Он кланялся даже христианству и за исключением, возможно, нескольких человек именно кланялся,
но не верил. Потом он кланялся абстракции под названием «свобода», протесту и правам человека.
Сегодня с обычным своим рвением и убежденностью, что делает правое дело, он бьет лбом перед
идолом «уровень жизни». Этому идолу он кланяется, умиляясь собственной любовью к России или шипя от ненависти к ней, уезжая
навсегда за границу или чая русского возрождения.
«Ищите же прежде Царства Божия и правды Его, и это все приложится вам» (Мф 6:33), говорит Спаситель
о пище и одежде. Или, иными словами, об уровне жизни. Но русский интеллигент, презрев евангельский завет, незаметно для себя
поменял местами уровень жизни и правду. Но когда неглавное становится главным, когда правда отходит на второй план, о Царстве
Божием стоит забыть, потому что наступает царство совсем иного рода.
Непоследовательность и беспринципность интеллигенции – отнюдь не новость. На этот счет иронизировал
еще В.С. Соловьёв, отмечая, что русский интеллигент, атеист и гуманист, мыслит следующим силлогизмом: мы произошли от обезьяны,
следовательно, должны любить друг друга. Сегодняшняя интеллигенция, недовольная бедностью, с большой и нескрываемой симпатией
относится к тем, благодаря кому бедность в России стала нормой жизни. Кто печется о Ходорковском? Интеллигент. Кто голосует
за Прохорова? Опять интеллигент. В России в конце XX в. не просто упал уровень жизни. То, что принадлежало всем, вдруг ни с того
ни с сего стало принадлежать избранным. Именно эта разразившаяся неправда сделалась причиной внезапной повальной нищеты.

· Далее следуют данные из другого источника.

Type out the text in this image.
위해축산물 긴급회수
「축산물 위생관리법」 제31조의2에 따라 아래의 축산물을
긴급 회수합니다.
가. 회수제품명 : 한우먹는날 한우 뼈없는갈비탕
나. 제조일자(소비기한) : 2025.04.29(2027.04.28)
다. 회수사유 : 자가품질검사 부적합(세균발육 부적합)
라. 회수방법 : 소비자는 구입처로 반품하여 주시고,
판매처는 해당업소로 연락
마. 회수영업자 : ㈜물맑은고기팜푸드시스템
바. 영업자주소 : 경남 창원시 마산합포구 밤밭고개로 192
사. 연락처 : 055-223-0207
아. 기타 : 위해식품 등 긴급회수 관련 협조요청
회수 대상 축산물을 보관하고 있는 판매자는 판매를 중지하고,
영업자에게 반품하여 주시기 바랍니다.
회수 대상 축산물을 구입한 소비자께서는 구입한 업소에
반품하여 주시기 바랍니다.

Сложилась уникальная ситуация превращения задуманного в действительное: к власти пришли люди, решившие опираться на крупный
капитал. И в спешном порядке принялись за его формирование. Так в России появилась олигархия, то есть преступное сообщество
власти и крупного капитала.
Итак, грянула неправда. Интеллигент не мог оставаться безучастным, но ему надлежало определиться,
против чего или за что выступать: за правду или за хлеб насущный. Интеллигенту предстояло сделать онтологический выбор и
понять, с кем он: с Христом, учившим, что «не хлебом одним будет жить человек» (Мф 4:4), или с тем, кто обращает камни в хлебы.
Но интеллигент поступил хитро: приняв позу борца за правду, он стал требовать хлеба, выступая
против жуликов и воров за достойную жизнь. Уверяя, что стоит поменять плохое правительство на хорошее, как тотчас в России
всего станет много и даром. Он не хочет знать, что финансовая олигархия никуда сама собой не исчезнет, что в империалистическом
обществе всегда будет несколько богатых и много бедных, а власть всегда будет действовать в интересах прежде всего крупного
капитала. Так и тянет, перефразируя М.А. Булгакова, спросить у русского интеллигента: «Простите, может быть, впрочем, вы даже
Ленина не читали?»
Скорее всего, не читал. Невежество отечественного интеллигента зачастую уступает разве что
спеси. Сегодня всякому чтению он предпочитает заклинания. Например, о горящих глазах у пришедших на Болотную площадь. В самом
деле, когда в десятый раз от не связанных друг с другом людей слышишь об этих глазах, то понимаешь, что горящие глаза на Болотной
площади – это серьезно. Это уже атрибутика.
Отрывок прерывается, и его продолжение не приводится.